I tried the following:
p := new(Foo)
p.SetName("Abc")
name := p.GetName()
fmt.Println(name)
Nothing gets printed, because name is empty. So how do I set and get a field inside a struct?
Working playground
Commentary (and working) example:
package main
import "fmt"
type Foo struct {
name string
}
// SetName receives a pointer to Foo so it can modify it.
func (f *Foo) SetName(name string) {
f.name = name
}
// Name receives a copy of Foo since it doesn't need to modify it.
func (f Foo) Name() string {
return f.name
}
func main() {
// Notice the Foo{}. The new(Foo) was just a syntactic sugar for &Foo{}
// and we don't need a pointer to the Foo, so I replaced it.
// Not relevant to the problem, though.
p := Foo{}
p.SetName("Abc")
name := p.Name()
fmt.Println(name)
}
Test it and take A Tour of Go to learn more about methods and pointers, and the basics of Go at all.
Setters and getters are not that idiomatic to Go.
Especially the getter for a field x is not named GetX
but just X.
See http://golang.org/doc/effective_go.html#Getters
If the setter does not provide special logic, e.g.

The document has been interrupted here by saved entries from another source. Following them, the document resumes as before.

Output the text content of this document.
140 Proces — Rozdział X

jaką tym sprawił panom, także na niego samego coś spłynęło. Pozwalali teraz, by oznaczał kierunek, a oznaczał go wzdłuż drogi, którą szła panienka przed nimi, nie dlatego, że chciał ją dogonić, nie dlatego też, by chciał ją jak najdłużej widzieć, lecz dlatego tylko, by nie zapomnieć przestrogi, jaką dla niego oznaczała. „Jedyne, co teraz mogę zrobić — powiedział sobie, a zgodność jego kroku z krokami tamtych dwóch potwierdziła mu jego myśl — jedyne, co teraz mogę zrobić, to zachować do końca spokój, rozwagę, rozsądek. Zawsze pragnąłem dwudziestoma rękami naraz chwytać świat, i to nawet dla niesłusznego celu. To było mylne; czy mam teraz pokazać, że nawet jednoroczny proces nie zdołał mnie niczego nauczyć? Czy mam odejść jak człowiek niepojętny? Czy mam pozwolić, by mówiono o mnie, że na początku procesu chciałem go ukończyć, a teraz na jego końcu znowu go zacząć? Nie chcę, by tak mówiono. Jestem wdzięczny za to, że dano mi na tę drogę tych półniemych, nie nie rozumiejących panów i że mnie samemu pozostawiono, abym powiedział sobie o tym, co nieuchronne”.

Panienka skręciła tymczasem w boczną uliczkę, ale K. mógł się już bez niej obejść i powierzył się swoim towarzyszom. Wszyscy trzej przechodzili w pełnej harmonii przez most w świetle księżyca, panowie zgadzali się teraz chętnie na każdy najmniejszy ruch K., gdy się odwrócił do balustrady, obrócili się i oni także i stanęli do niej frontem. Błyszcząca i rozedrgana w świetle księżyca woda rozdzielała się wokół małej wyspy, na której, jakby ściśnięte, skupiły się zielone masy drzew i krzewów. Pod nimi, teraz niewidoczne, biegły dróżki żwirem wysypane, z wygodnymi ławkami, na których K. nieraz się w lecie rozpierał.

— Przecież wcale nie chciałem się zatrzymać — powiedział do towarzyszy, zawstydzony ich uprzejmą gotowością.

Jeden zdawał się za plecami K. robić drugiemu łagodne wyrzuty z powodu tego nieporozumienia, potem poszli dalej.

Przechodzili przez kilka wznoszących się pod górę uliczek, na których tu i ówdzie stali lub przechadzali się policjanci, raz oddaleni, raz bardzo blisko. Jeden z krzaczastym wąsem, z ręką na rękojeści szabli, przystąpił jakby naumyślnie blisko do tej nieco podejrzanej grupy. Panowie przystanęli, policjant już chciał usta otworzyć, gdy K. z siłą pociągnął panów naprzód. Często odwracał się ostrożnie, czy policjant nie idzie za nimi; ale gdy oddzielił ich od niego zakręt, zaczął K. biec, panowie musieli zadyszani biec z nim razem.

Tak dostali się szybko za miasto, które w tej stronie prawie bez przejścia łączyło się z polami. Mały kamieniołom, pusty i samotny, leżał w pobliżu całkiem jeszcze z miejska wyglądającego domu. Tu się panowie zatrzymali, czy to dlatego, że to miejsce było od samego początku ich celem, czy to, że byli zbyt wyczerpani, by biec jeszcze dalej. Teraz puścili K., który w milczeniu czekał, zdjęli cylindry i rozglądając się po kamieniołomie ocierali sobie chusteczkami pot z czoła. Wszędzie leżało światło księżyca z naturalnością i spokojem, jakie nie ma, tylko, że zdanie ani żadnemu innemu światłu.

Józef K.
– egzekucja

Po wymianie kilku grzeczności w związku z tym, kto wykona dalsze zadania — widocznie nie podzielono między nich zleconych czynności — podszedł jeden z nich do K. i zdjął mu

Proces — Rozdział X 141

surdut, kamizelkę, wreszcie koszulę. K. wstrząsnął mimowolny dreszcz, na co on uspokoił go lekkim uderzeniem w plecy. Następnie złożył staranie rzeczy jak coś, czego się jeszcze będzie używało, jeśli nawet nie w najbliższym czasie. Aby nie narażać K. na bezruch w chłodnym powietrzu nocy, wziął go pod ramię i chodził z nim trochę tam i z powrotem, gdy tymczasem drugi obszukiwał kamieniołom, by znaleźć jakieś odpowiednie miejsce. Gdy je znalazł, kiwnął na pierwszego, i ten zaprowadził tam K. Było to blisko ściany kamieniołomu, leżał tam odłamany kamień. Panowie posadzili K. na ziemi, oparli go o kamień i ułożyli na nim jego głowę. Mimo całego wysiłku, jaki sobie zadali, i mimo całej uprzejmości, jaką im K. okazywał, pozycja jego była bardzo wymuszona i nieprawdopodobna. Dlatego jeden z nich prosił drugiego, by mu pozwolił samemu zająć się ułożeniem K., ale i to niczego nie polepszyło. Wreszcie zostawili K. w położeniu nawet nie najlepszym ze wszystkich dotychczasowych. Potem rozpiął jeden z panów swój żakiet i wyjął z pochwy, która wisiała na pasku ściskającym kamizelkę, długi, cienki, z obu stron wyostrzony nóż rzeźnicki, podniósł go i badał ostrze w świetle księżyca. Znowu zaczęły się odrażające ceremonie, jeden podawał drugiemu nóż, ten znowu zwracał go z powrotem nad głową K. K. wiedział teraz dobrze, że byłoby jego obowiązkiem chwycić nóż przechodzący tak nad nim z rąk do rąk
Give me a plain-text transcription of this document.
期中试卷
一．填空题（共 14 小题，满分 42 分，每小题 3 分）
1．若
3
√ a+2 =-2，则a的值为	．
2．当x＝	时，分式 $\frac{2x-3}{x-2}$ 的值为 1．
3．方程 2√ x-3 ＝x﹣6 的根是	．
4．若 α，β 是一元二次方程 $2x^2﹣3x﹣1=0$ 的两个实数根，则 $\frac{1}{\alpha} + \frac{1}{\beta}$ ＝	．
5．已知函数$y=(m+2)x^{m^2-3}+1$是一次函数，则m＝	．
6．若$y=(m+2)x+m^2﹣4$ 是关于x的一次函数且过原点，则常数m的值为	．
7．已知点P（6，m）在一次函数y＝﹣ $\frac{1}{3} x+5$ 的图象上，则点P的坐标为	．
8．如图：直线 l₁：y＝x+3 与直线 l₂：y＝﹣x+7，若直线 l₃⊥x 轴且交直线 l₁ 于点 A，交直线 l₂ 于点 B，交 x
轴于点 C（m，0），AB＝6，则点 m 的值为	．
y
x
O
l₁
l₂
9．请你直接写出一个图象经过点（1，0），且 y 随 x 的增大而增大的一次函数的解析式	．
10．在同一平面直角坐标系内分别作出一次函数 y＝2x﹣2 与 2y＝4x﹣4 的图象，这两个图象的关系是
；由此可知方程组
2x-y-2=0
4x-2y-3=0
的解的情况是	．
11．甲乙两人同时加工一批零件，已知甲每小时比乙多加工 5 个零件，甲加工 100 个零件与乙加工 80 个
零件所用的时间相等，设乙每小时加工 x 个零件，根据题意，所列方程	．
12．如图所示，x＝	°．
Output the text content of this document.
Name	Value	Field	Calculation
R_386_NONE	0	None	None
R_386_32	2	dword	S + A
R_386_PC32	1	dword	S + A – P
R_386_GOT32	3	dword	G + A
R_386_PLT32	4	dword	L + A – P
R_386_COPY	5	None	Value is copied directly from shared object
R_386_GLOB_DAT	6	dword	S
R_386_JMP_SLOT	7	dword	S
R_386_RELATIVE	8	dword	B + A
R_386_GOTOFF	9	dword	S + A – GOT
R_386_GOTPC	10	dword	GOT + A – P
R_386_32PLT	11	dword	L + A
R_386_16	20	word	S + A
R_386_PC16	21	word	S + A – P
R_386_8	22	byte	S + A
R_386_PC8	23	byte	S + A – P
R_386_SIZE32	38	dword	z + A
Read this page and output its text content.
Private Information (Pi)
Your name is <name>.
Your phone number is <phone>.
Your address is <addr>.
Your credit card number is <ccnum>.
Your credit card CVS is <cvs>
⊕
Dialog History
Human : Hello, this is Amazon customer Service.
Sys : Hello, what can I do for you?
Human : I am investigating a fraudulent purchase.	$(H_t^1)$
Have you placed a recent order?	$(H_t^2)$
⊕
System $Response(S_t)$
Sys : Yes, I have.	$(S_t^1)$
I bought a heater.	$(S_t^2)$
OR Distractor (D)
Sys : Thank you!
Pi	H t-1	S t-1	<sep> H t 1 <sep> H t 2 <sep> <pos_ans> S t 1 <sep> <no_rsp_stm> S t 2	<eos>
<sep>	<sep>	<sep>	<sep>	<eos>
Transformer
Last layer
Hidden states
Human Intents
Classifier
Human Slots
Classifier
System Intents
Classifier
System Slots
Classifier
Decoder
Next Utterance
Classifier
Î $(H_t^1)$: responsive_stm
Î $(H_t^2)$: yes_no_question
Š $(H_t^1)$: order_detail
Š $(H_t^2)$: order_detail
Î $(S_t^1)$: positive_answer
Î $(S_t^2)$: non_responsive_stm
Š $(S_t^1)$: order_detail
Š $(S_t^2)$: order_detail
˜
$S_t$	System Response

validation logic, there is nothing wrong with exporting
the field and neither providing a setter nor a getter
method. (This just feels wrong for someone with a
Java background. But it is not.)
For example,
package main
import "fmt"
type Foo struct {
name string
}
func (f *Foo) SetName(name string) {
f.name = name
}
func (f *Foo) Name() string {
return f.name
}
func main() {
p := new(Foo)
p.SetName("Abc")
name := p.Name()
fmt.Println(name)
}
Output:
Abc